News
Art in Review: Yves Klein
The New York Times
Michael Kimmelman
25 November 2005

The coincidence of these two handsome shows is a reminder of one of the more colorful figures of the postwar era. An aspirant judo instructor turned artist in 1955, Yves Klein died in 1962 of a heart attack at 34. ''A Career Survey'' at L & M Arts has brought together 32 monochrome and other painted works, along with charming video clips and a catalog of Klein's brief but eventful career. ''Fire Paintings'' at Michael Werner sticks to the paintings he made in 1961 and '62, using a blowtorch. 

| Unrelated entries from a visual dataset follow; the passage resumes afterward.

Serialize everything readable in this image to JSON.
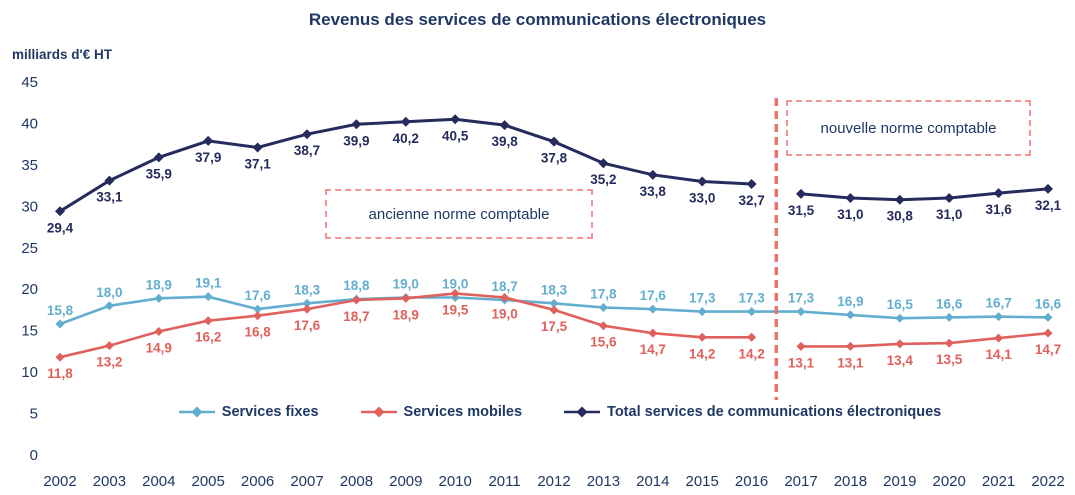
{
  "title": "Revenus des services de communications électroniques",
  "unit_label": "milliards d'€ HT",
  "annotations": {
    "old_norm": "ancienne norme comptable",
    "new_norm": "nouvelle norme comptable"
  },
  "colors": {
    "navy": "#1F3864",
    "fixes": "#63AECE",
    "mobiles": "#E0605C",
    "total": "#252B5C",
    "annotation_border": "#F49595",
    "divider": "#E8736F"
  },
  "chart_data": {
    "type": "line",
    "x": [
      2002,
      2003,
      2004,
      2005,
      2006,
      2007,
      2008,
      2009,
      2010,
      2011,
      2012,
      2013,
      2014,
      2015,
      2016,
      2017,
      2018,
      2019,
      2020,
      2021,
      2022
    ],
    "ylabel": "milliards d'€ HT",
    "ylim": [
      0,
      45
    ],
    "ytick_step": 5,
    "grid": false,
    "legend_position": "bottom-inside",
    "norm_break_between": [
      2016,
      2017
    ],
    "series": [
      {
        "name": "Services fixes",
        "color_key": "fixes",
        "label_position": "above",
        "break_after": null,
        "values": [
          15.8,
          18.0,
          18.9,
          19.1,
          17.6,
          18.3,
          18.8,
          19.0,
          19.0,
          18.7,
          18.3,
          17.8,
          17.6,
          17.3,
          17.3,
          17.3,
          16.9,
          16.5,
          16.6,
          16.7,
          16.6
        ]
      },
      {
        "name": "Services mobiles",
        "color_key": "mobiles",
        "label_position": "below",
        "break_after": 2016,
        "values": [
          11.8,
          13.2,
          14.9,
          16.2,
          16.8,
          17.6,
          18.7,
          18.9,
          19.5,
          19.0,
          17.5,
          15.6,
          14.7,
          14.2,
          14.2,
          13.1,
          13.1,
          13.4,
          13.5,
          14.1,
          14.7
        ]
      },
      {
        "name": "Total services de communications électroniques",
        "color_key": "total",
        "label_position": "below",
        "break_after": 2016,
        "values": [
          29.4,
          33.1,
          35.9,
          37.9,
          37.1,
          38.7,
          39.9,
          40.2,
          40.5,
          39.8,
          37.8,
          35.2,
          33.8,
          33.0,
          32.7,
          31.5,
          31.0,
          30.8,
          31.0,
          31.6,
          32.1
        ]
      }
    ]
  }
}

Klein was a dreamer. A self-described heir to Delacroix as a colorist, he talked about rescuing painting from line (the legacy of Cubism) and from its general condition as a ''prison window, with the lines, contours, forms and composition determined by the bars.'' He saw color as a boundless cosmic field stirring primal emotions and mystical thoughts. His shaped panels painted in solid blue or pink were fragments of infinity anchored by texture, which the colors impregnated. The sponge sculptures, which came about one day when he noticed that the sponges he used absorbed their colors, were like ''portraits of the viewers of my monochromes who, having seen them, having voyaged into the blue of my paintings, returned totally impregnated with sensibility, like sponges.'' 

He also used pebbles and relief maps of the earth and moon as surfaces to paint on. He tried gold leaf, in overlapping sheets that made a fluttery grid. He also exploited naked women: Klein painted their bodies and pressed them onto, or dragged them across, paper or canvas, and sometimes he sprayed paint around them to capture their silhouettes. There was nothing erotic about it, he insisted, but he staged black-tie performances of his naked models -- French versions of happenings, I suppose -- which dovetailed with his interest in ritual. (Judo, like Zen, has its own ritualized choreography.) 

From paint he tried out blowtorches, wetting his nude models, impressing their bodies onto cardboard, then blasting the cardboard with fire, scarring the dry areas and leaving bodily traces like ghostly outlines. 

Neither show can include ''The Void,'' of course: Klein's notorious exhibition in an empty Iris Clert Gallery in Paris, for the opening of which he handed out cocktails specially prepared by La Coupole that caused drinkers to urinate blue for a week. Klein said that he imagined the white gallery was like his blue pictures, enveloping visitors in fields of colored space. Clearly he also knew how to tell a joke. 

Klein was endearing, subversive and attuned to his day's most radical ideas. His legacy now is a distinctly Continental mix of hyperelegance and high-minded provocation. His paintings look like eye-popping baubles, exquisite to a fault; at the same time they attest to the minor genius of a Conceptual pioneer who pushed material experimentation toward immaterial ends. This was the inherent paradox in his art. 

To be particularly reminded of his ''Fire'' paintings is to see how, even at his most outlandish and comedic, he could achieve a kind of haunting otherworldliness, which can bring to mind Redon. Klein is the ghost in the room for all sorts of young art today, and these shows should inspire further looks into what he accomplished.